WARTABANJAR.COM, PELAIHARI – Kawasan padat penduduk di Jalan Niaga RT 13, Kelurahan Karang Taruna, Kecamatan Pelaihari, Kabupaten Tanah Laut, Provinsi Kalimantan Selatan mendadak mencekam setelah amukan si jago merah menghanguskan sedikitnya 10 unit rumah warga, Selasa (27/1/2026).
Insiden ini memaksa puluhan jiwa kehilangan tempat tinggal dalam sekejap. Kecepatan respons petugas diuji dalam peristiwa ini.

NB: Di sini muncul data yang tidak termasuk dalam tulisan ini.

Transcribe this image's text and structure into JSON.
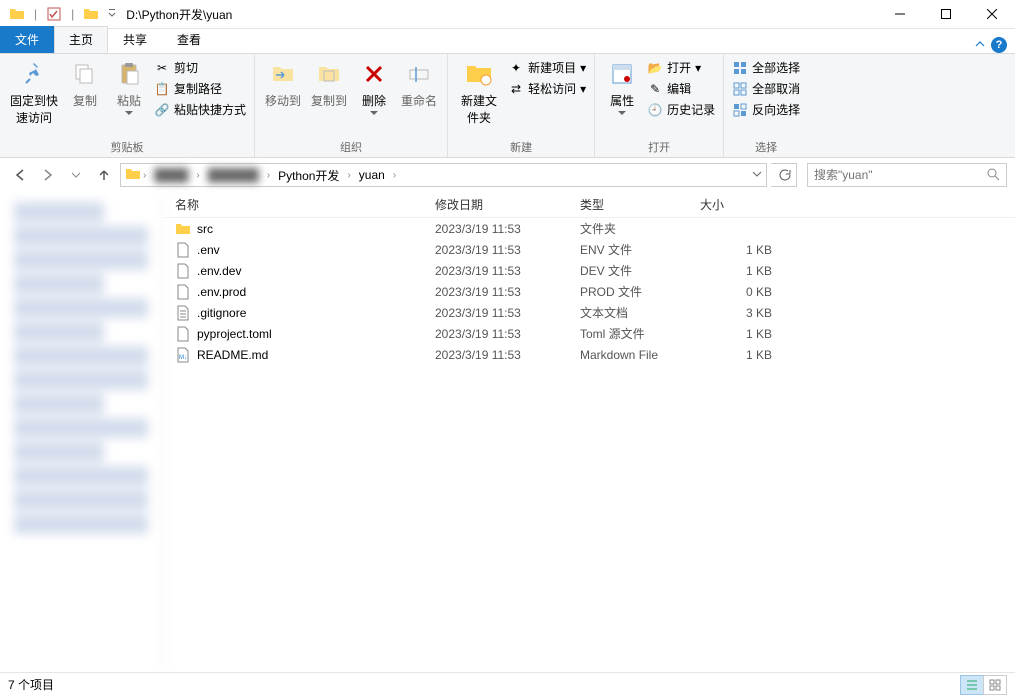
{
  "window": {
    "path_prefix": "D:\\Python开发\\yuan",
    "separator": "|"
  },
  "tabs": {
    "file": "文件",
    "home": "主页",
    "share": "共享",
    "view": "查看"
  },
  "ribbon": {
    "clipboard": {
      "pin": "固定到快速访问",
      "copy": "复制",
      "paste": "粘贴",
      "cut": "剪切",
      "copy_path": "复制路径",
      "paste_shortcut": "粘贴快捷方式",
      "label": "剪贴板"
    },
    "organize": {
      "move_to": "移动到",
      "copy_to": "复制到",
      "delete": "删除",
      "rename": "重命名",
      "label": "组织"
    },
    "new": {
      "new_folder": "新建文件夹",
      "new_item": "新建项目",
      "easy_access": "轻松访问",
      "label": "新建"
    },
    "open": {
      "properties": "属性",
      "open": "打开",
      "edit": "编辑",
      "history": "历史记录",
      "label": "打开"
    },
    "select": {
      "select_all": "全部选择",
      "select_none": "全部取消",
      "invert": "反向选择",
      "label": "选择"
    }
  },
  "breadcrumb": {
    "hidden1": "████",
    "hidden2": "██████",
    "seg1": "Python开发",
    "seg2": "yuan"
  },
  "search": {
    "placeholder": "搜索\"yuan\""
  },
  "columns": {
    "name": "名称",
    "date": "修改日期",
    "type": "类型",
    "size": "大小"
  },
  "files": [
    {
      "icon": "folder",
      "name": "src",
      "date": "2023/3/19 11:53",
      "type": "文件夹",
      "size": ""
    },
    {
      "icon": "file",
      "name": ".env",
      "date": "2023/3/19 11:53",
      "type": "ENV 文件",
      "size": "1 KB"
    },
    {
      "icon": "file",
      "name": ".env.dev",
      "date": "2023/3/19 11:53",
      "type": "DEV 文件",
      "size": "1 KB"
    },
    {
      "icon": "file",
      "name": ".env.prod",
      "date": "2023/3/19 11:53",
      "type": "PROD 文件",
      "size": "0 KB"
    },
    {
      "icon": "text",
      "name": ".gitignore",
      "date": "2023/3/19 11:53",
      "type": "文本文档",
      "size": "3 KB"
    },
    {
      "icon": "file",
      "name": "pyproject.toml",
      "date": "2023/3/19 11:53",
      "type": "Toml 源文件",
      "size": "1 KB"
    },
    {
      "icon": "md",
      "name": "README.md",
      "date": "2023/3/19 11:53",
      "type": "Markdown File",
      "size": "1 KB"
    }
  ],
  "status": {
    "count": "7 个项目"
  }
}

Laporan yang masuk ke Dinas Pemadam Kebakaran dan Penyelamatan (Damkar) Tanah Laut pada pukul 10.18 Wita langsung ditindaklanjuti dengan pengerahan personel lima menit kemudian.
Kerja keras petugas di lapangan membuahkan hasil saat api dinyatakan padam sepenuhnya pada pukul 11.05 Wita.
Sinergi pemadaman melibatkan lima unit truk tangki dari berbagai pos sektor, mulai dari Pos Induk, Takisung, Tambang Ulang, hingga Bajuin. TNI, Polri, BPBD, serta barisan relawan gabungan turut bahu-membahu di lokasi guna mencegah api merembet lebih luas ke permukiman sekitar.
Pasca-kebakaran, Wakil Bupati Tanah Laut, HM Zazuli, didampingi Kepala Dinas Sosial Eko Trianto,Kalaksa BPBD Tala Aspi dan Camat Pelaihari langsung turun ke titik lokasi untuk meninjau dampak kerusakan sekaligus menyerahkan bantuan darurat dari lintas instansi.
“Untuk hari ini kami langsung turun ke lapangan dan menyerahkan bantuan kebutuhan dasar. Dari PMI berupa kebutuhan harian seperti handuk dan perlengkapan lainnya.